— Укради меня, — попросила я шёпотом.
Это должно было произойти именно так — ритуально. Он должен был ворваться в мою рутинную, невыносимую жизнь и не оставить шанса на прощания и сборы. Больше чёрного и красного цветов, самолётов и запаха сигарет я ненавидела переезды и прощания, и Ранди должен был избавить меня хотя бы от последнего.
Похоже, моя затея пришлась ему по душе. Поддерживая меня одной рукой, в другую Ранди взял сумку, с которой приехал. Его шаг был решителен и по-военному чёток. Положив подбородок на его плечо, я глядела вниз, где ползла по дорожной пыли тень. Нас словно спаяли — одна единственная, наша общая с ним тень, одна цепочка следов. Это было таким правильным, что я едва подавляла рвущийся из груди смех.
Ха-ха! Я ждала этого так долго. Забери меня отсюда! Пожалуйста.
Госпиталь и люди, столпившиеся у крыльца, удалялись, отступали, словно безоговорочно соглашаясь с тем, что у Ранди на меня гораздо больше прав. В их лицах, черты которых размывало расстояние, можно было прочитать: "Он отбирает у нас то, что уже два года как наше, но мы благодарны ему за то, что он делает это молча". Думаю, они не отважились бы предотвратить "похищение", даже если бы я сопротивлялась и умоляла о спасении.
Избавляя их от возможных мук совести, я улыбнулась и взмахнула рукой, как благосклонная королева. Наблюдай Ранди за мной в этот момент со стороны, он бы отметил в очередной раз: я становлюсь всё больше похожей на мать.
25 глава
Мы словно два преступника, идущих на дело, выглядели донельзя подозрительно. Мы заговорщицки улыбались и переглядывались — натуральные подельники, предвкушающие наживу или расправу.
Пробил час, Ранди! Пора вернуть своё! Землю и кровь. Мы сражаемся только за это. За нашу землю, требующую их крови.
Всю дорогу до станции, мы смотрели не себе под ноги, а друг на друга. Знакомые незнакомцы. Произошедшие с нашими телами метаморфозы восхищали и одновременно ужасали нас. Контрасты — именно они делали Ранди пугающе большим, взрослым, а меня на его фоне — крошечной и такой… женственной.
— Ты даже ни разу не обернулась, — заметил он, по-видимому, покорённый моей преданностью.

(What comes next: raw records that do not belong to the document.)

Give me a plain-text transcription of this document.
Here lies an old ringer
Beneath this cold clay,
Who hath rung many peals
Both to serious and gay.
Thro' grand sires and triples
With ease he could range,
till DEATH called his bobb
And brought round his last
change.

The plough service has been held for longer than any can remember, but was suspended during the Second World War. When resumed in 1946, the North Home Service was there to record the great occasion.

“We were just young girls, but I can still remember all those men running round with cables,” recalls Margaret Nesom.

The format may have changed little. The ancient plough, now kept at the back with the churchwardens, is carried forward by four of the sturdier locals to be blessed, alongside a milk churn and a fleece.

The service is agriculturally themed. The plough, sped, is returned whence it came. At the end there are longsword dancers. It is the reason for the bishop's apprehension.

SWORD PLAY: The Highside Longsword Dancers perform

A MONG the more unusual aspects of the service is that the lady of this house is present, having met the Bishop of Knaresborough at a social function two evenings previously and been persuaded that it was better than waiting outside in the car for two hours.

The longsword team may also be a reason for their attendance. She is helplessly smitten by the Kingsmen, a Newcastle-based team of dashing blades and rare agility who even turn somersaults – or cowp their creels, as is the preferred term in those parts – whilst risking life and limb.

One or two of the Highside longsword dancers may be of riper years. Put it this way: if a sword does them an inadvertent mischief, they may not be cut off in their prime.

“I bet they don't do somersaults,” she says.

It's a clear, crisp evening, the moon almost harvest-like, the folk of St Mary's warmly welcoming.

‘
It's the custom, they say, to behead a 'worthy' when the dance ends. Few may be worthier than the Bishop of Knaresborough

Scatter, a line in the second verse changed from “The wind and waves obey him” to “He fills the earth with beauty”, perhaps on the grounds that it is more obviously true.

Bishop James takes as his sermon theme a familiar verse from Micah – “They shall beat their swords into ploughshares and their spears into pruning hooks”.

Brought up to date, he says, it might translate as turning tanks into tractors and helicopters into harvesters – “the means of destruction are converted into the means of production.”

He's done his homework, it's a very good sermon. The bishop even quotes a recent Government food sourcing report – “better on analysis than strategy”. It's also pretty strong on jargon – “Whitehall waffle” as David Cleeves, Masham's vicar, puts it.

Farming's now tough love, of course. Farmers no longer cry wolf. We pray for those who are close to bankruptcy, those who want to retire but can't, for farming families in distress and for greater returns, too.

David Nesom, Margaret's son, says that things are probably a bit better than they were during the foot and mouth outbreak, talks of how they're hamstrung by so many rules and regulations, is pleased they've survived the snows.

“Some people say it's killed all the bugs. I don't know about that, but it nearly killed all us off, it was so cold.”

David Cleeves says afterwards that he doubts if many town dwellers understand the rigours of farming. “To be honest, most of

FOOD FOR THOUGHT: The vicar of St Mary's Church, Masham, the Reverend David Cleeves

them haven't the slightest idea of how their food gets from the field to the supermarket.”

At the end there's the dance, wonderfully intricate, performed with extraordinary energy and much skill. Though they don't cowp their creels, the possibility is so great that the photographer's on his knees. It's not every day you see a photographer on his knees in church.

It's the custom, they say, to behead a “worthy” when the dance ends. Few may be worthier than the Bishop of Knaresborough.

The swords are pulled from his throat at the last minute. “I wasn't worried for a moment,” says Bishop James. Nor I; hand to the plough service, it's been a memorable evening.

Стоило ему только мелькнуть на горизонте, и я бросила всё, что с таким трудом строила на протяжении двух лет: худо-бедные карьеру, дружбу, имущество. Многим бы хватило до окончания войны и этого. Своя койка, работа, продовольственные карточки. Иногда даже позволялось забыть о войне и долге, махнуть на танцы или организовать какое-нибудь празднование. Просто чтобы накрыть стол и выпить не по случаю поминок.
Но мне не нравилось там, в этом женском мире, полном реальных страхов и напрасных надежд. Не нравилось в тылу вообще, потому что я чувствовала, что занимаю чужое место, в то время как на фронте кто-то выполняет мою работу. Я много раз повторяла Ранди:
"Почему с "чёрными" сражаются те, кто не видел и половины того, что видели мы? Те, кто не готов посвятить свою жизнь мести? У кого есть жёны, дети, престарелые родители? Это должны быть мы и такие, как мы. У кого ничего не осталось, у кого всё отобрали, об кого вытерли ноги. Если мы будем и дальше прятаться за чужие спины, нам не победить".

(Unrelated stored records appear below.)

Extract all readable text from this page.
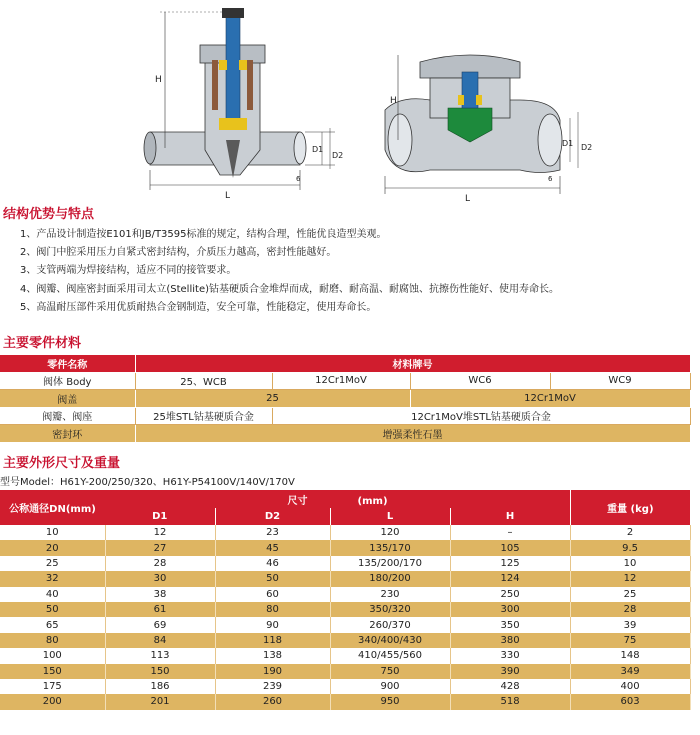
H
L
D1
D2
6
H
L
D1 D2
6
结构优势与特点
1、产品设计制造按E101和JB/T3595标准的规定，结构合理，性能优良造型美观。
2、阀门中腔采用压力自紧式密封结构，介质压力越高，密封性能越好。
3、支管两端为焊接结构，适应不同的接管要求。
4、阀瓣、阀座密封面采用司太立(Stellite)钴基硬质合金堆焊而成，耐磨、耐高温、耐腐蚀、抗擦伤性能好、使用寿命长。
5、高温耐压部件采用优质耐热合金钢制造，安全可靠，性能稳定，使用寿命长。
主要零件材料
零件名称	材料牌号			
阀体 Body	25、WCB	12Cr1MoV	WC6	WC9
阀盖	25		12Cr1MoV	
阀瓣、阀座	25堆STL钴基硬质合金	12Cr1MoV堆STL钴基硬质合金		
密封环	增强柔性石墨			
主要外形尺寸及重量

型号Model：H61Y-200/250/320、H61Y-P54100V/140V/170V

公称通径DN(mm)	尺寸　　　　　(mm)				重量 (kg)
	D1	D2	L	H	
10	12	23	120	–	2
20	27	45	135/170	105	9.5
25	28	46	135/200/170	125	10
32	30	50	180/200	124	12
40	38	60	230	250	25
50	61	80	350/320	300	28
65	69	90	260/370	350	39
80	84	118	340/400/430	380	75
100	113	138	410/455/560	330	148
150	150	190	750	390	349
175	186	239	900	428	400
200	201	260	950	518	603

— Нашёл, чему удивляться, — ответила я. — Я не обернулась, даже когда меня уносили из Рачи.
Скажу больше, мне хотелось, чтобы мой родной город смыло ядерной волной и там ещё лет сто ничего не росло и не жило. Чтобы это было такое кладбище, на которое боялись бы заползать даже насекомые. Чтобы это место внушало ужас даже на инстинктивном уровне, даже животным. Даже звуку. Чтобы в память о застреленных, повешенных, замученных, изнасилованных и заморенных голодом людях там хранилось молчание не минуту и не две, а… да, лет, эдак, сто.
— Разве ты не оставила там ничего важного? — допытывался Ранди, наверняка, имея ввиду не только вещи.
— Документы мы всегда носим при себе. Орден здесь. — Я похлопала себя по груди, где был специально для него пришит внутренний карманчик. — Всё, что у меня осталось в тумбочке — бельё и кусок мыла. Ну и, конечно, твои письма под подушкой. Теперь всё это не важно.
— Почему?
Иногда он был таким недогадливым.
— Мне больше не нужны эти письма. Я хочу забыть о них. О том, что эта разлука вообще имела место в нашей жизни. — Я задумалась, разглядывая дома и цветущие сады. Собаки смотрели нам вслед, навострив уши, но не лая. — Надеюсь, Берта или Нора сожгут их.